Chen fell in love with the sport at age 5, when she saw a Fleming skating special on television. “She was so beautiful, I wanted to be like her,” Chen said Saturday at White Ring arena.

Three years ago, Chen was unquestionably the most beautiful skater among those who would compete in the 1998 Winter Olympics.

Wednesday, when the women’s competition begins with the short program, this 21-year-old woman will try to evoke memories of that beauty, faded by two years of injury and turmoil.

Last week, on the 30th anniversary of winning the Olympic title that would lead to that TV special, Fleming underwent surgery to remove a cancerous lump in her breast. She soon will begin radiation treatment.

Chen would not presume to compare her situation to Fleming’s.

“I think what I have gone through made me grow up and understand more things,” Chen said.

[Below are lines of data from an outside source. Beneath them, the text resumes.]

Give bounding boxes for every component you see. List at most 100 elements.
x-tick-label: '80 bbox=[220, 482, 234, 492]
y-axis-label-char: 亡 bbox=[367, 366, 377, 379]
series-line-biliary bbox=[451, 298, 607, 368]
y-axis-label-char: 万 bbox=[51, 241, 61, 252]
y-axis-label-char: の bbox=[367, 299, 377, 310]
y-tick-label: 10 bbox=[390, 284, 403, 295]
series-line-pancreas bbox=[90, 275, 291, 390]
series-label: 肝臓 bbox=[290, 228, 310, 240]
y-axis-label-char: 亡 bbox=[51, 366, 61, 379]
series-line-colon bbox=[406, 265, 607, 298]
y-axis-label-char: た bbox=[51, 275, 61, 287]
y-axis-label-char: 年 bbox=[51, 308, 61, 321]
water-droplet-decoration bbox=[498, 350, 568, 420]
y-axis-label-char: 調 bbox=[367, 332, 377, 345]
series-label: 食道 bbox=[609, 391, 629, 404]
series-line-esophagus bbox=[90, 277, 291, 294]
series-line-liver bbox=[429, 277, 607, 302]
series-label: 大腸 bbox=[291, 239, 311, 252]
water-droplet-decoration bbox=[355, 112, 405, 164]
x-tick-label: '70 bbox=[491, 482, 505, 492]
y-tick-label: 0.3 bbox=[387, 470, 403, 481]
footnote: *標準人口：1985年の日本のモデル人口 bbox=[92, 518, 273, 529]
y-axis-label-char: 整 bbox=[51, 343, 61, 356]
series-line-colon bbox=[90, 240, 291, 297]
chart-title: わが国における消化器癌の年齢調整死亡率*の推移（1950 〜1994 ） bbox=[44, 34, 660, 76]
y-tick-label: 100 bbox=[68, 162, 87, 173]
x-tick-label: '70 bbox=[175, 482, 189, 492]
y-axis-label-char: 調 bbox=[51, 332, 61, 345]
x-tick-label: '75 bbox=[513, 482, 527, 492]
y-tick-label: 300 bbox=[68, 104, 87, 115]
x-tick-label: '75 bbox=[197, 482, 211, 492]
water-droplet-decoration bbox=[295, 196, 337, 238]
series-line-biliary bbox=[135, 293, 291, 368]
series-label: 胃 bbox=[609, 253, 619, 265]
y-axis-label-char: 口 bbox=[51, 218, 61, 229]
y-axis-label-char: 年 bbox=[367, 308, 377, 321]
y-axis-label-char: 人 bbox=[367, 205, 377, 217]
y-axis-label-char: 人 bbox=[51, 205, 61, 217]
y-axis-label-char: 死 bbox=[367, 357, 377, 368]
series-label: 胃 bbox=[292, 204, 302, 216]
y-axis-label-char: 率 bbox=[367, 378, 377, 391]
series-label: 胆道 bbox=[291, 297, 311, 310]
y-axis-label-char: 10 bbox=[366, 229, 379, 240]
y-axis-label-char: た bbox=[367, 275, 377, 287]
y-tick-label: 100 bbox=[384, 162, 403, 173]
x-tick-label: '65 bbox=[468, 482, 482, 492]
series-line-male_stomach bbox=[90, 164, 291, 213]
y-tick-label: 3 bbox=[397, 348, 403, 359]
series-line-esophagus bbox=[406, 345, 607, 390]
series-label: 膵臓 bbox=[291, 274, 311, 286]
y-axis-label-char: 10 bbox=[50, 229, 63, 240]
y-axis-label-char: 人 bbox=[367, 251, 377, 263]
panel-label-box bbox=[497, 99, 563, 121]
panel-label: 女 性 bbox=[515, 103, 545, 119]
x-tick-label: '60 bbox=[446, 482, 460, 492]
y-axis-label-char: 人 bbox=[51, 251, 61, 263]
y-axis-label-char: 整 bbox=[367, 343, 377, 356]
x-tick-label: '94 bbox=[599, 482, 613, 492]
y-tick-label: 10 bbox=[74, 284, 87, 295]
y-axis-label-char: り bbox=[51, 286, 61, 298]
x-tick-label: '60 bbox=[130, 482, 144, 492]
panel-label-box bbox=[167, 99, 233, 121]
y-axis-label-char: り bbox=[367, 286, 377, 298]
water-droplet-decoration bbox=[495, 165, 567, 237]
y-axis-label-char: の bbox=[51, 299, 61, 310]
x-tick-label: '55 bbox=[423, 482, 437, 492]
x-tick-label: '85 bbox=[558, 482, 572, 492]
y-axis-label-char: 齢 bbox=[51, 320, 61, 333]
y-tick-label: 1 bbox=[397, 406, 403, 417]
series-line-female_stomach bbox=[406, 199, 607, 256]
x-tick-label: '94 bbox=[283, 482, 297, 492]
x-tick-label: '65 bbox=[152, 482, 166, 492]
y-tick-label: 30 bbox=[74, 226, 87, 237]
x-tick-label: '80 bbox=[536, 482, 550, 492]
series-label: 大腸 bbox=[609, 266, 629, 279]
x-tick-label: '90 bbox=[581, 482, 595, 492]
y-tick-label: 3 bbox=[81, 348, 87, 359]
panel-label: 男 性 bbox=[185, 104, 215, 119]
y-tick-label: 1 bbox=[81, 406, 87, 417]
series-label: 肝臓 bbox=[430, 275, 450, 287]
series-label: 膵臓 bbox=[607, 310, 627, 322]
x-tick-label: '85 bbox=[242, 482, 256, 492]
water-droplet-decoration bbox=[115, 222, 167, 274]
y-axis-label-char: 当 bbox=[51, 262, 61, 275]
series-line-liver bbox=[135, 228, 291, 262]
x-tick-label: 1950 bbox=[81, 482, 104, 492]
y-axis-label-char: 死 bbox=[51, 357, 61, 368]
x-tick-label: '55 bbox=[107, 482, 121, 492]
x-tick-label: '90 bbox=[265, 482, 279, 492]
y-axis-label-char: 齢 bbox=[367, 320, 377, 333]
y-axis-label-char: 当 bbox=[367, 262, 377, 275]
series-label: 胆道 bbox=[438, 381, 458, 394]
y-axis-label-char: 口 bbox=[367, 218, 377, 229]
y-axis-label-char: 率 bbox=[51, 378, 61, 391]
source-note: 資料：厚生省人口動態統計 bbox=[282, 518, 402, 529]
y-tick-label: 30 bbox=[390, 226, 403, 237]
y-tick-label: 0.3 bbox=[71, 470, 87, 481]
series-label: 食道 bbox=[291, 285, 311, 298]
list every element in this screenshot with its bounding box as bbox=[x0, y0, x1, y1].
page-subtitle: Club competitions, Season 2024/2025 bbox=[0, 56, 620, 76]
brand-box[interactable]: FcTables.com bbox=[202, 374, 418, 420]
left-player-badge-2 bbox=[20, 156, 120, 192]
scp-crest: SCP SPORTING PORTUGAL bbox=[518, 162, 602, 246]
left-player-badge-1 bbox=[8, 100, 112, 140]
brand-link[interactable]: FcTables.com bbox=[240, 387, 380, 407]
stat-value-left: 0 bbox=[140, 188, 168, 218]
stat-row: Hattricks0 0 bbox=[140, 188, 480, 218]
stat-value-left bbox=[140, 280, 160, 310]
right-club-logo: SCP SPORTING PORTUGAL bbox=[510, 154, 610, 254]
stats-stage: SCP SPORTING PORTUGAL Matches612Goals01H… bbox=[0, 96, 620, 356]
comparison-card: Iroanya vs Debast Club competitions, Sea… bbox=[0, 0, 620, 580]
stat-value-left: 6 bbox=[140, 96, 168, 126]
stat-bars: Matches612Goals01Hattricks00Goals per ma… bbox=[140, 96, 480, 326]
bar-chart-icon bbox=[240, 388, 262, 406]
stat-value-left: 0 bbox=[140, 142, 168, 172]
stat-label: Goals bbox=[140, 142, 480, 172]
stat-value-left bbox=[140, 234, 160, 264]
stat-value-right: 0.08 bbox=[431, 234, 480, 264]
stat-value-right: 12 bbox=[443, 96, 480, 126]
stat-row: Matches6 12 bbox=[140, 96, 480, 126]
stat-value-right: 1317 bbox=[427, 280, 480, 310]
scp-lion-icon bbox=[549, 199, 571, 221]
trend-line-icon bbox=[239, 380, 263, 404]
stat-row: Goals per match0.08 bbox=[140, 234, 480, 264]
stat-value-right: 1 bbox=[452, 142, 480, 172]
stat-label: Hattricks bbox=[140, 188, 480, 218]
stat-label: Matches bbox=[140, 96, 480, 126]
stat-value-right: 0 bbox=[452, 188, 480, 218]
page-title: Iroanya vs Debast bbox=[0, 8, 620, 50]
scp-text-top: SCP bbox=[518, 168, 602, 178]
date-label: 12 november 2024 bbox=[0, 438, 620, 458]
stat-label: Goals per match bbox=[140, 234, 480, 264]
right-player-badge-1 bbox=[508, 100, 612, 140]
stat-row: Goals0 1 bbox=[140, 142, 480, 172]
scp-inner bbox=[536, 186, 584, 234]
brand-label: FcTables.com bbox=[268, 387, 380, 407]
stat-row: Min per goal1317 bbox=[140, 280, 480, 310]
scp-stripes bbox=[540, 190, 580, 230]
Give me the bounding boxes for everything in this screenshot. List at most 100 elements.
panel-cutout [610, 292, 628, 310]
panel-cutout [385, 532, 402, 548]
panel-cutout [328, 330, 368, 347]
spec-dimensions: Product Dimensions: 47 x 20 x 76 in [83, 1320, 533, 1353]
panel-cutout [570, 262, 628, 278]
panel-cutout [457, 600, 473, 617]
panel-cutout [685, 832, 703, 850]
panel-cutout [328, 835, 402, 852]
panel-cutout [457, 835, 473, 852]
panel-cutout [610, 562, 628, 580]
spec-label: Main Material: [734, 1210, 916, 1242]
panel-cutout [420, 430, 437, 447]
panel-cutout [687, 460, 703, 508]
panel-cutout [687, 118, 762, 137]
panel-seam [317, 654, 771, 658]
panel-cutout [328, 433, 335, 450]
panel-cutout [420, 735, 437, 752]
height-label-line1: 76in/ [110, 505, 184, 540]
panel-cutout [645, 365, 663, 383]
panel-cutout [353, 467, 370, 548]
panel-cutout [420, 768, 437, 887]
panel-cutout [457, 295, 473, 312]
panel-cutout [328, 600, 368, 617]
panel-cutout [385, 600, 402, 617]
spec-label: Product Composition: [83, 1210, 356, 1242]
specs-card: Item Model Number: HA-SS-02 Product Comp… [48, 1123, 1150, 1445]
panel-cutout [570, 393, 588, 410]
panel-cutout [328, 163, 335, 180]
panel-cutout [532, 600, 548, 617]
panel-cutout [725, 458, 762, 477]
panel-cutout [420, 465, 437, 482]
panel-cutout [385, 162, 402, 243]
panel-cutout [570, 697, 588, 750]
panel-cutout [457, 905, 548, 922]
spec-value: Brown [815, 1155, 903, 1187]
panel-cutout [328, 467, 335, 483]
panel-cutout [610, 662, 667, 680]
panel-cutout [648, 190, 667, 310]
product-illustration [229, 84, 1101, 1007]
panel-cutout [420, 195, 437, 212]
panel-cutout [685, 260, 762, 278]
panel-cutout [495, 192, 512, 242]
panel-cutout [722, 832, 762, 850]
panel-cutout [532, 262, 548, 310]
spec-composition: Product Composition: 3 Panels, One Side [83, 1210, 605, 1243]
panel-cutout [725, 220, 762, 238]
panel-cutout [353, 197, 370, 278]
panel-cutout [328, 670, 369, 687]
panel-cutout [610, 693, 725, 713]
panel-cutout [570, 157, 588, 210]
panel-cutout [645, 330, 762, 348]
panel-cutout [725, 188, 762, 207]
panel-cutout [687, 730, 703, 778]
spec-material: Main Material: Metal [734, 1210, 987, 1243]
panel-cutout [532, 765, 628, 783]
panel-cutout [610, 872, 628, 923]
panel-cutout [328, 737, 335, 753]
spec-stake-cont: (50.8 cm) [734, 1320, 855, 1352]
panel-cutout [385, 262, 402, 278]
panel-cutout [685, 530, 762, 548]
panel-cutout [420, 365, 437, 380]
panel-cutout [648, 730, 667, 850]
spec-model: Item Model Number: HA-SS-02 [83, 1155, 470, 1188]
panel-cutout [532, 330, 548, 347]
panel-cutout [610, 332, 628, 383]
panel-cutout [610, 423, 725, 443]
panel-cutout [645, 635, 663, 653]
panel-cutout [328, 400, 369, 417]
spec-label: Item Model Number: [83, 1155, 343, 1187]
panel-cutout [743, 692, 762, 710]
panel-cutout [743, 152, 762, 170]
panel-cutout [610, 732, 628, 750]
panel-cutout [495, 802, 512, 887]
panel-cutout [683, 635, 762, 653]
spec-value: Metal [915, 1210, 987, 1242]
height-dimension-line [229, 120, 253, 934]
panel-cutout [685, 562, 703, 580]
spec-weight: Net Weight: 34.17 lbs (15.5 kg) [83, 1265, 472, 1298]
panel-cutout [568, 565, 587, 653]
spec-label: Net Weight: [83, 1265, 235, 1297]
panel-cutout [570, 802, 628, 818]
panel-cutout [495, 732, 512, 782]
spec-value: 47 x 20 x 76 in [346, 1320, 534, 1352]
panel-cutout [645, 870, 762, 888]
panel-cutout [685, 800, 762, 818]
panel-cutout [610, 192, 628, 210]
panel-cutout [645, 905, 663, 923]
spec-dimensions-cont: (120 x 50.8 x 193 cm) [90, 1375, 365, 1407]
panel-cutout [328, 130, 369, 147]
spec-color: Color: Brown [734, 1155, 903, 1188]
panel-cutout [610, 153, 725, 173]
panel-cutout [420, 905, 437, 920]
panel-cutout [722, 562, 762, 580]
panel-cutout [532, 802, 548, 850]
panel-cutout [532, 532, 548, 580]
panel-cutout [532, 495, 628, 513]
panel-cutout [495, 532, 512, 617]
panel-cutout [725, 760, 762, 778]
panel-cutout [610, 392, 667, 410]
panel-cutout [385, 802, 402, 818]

Everything seemed perfect in 1995, when Chen followed her 1994 Olympic bronze medal with a world title. At the 1996 worlds, she received two perfect scores while losing the title in a split decision to Michelle Kwan.Undermined in 1997 by a chronic foot injury and years of friction with both her ex-coach, Li Mingzhu, and the Chinese skating federation over control of her career, Chen finished 25th at worlds.

Chen had to finish among the top six in a qualifying competition last fall for China even to have a women’s entrant in the 1998 Olympics. She won that event over a weak field.

When she skates her long program here, Chen said she will be trying for a medal.